Freelance writers balancing client work and self-promotion. Social platforms may help find work, but they do not need to remain open throughout reporting, drafting, and revision. One stable channel for clients can stay available.
Students, academics, and researchers doing long-form writing. A selected-app block can protect synthesis and drafting while reference tools stay open. Fella does not block websites on the computer, so pair it with a deliberate browser setup if that is where distraction lives.
Writers who want sessions rather than an all-day rule may need another tool. Fella does not start a 25-minute sprint or open apps after a scheduled writing block.

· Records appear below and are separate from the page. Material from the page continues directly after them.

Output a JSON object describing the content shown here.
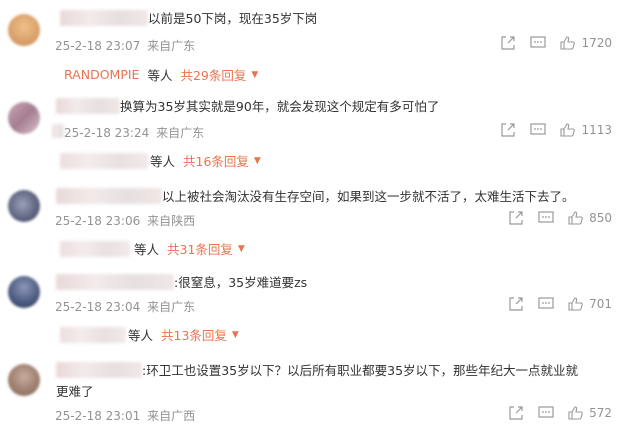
{
  "comments": [
    {
      "text": "以前是50下岗，现在35岁下岗",
      "time": "25-2-18 23:07",
      "location": "来自广东",
      "likes": "1720",
      "reply_user": "RANDOMPIE",
      "reply_who": "等人",
      "reply_count": "共29条回复",
      "avatar_color": "#d9a06b"
    },
    {
      "text": "换算为35岁其实就是90年，就会发现这个规定有多可怕了",
      "time": "25-2-18 23:24",
      "location": "来自广东",
      "likes": "1113",
      "reply_user": "",
      "reply_who": "等人",
      "reply_count": "共16条回复",
      "avatar_color": "#b98fa0"
    },
    {
      "text": "以上被社会淘汰没有生存空间，如果到这一步就不活了，太难生活下去了。",
      "time": "25-2-18 23:06",
      "location": "来自陕西",
      "likes": "850",
      "reply_user": "",
      "reply_who": "等人",
      "reply_count": "共31条回复",
      "avatar_color": "#7a7f95"
    },
    {
      "text": ":很窒息，35岁难道要zs",
      "time": "25-2-18 23:04",
      "location": "来自广东",
      "likes": "701",
      "reply_user": "",
      "reply_who": "等人",
      "reply_count": "共13条回复",
      "avatar_color": "#5d6a8c"
    },
    {
      "text": ":环卫工也设置35岁以下？以后所有职业都要35岁以下，那些年纪大一点就业就",
      "text2": "更难了",
      "time": "25-2-18 23:01",
      "location": "来自广西",
      "likes": "572",
      "avatar_color": "#a88a7a"
    }
  ],
  "icons": {
    "share": "share-icon",
    "comment": "comment-icon",
    "like": "thumbs-up-icon",
    "reply_toggle": "chevron-down-icon"
  },
  "colors": {
    "accent": "#eb7350",
    "meta": "#939393",
    "text": "#333333"
  }
}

Its value is that selected iPhone distractions are already unavailable whenever you begin.
App blocker for writers FAQ
It removes the quick escape into social media, news, video, and other selected iPhone apps when drafting becomes difficult. Fella keeps those apps blocked by default.
No. Fella does not replace your editor. It blocks selected distracting apps on your iPhone while you write elsewhere.
Yes. Leave dictionaries, reference managers, library apps, notes, cloud storage, interview tools, and essential communication available when they support the work.
No. Fella is not a Pomodoro timer or session planner. Selected apps remain blocked all day, with one 5-minute emergency unlock per day.
No. It cannot produce ideas or solve a draft. It can remove one common avoidance route so you stay with the page long enough to work through the next sentence.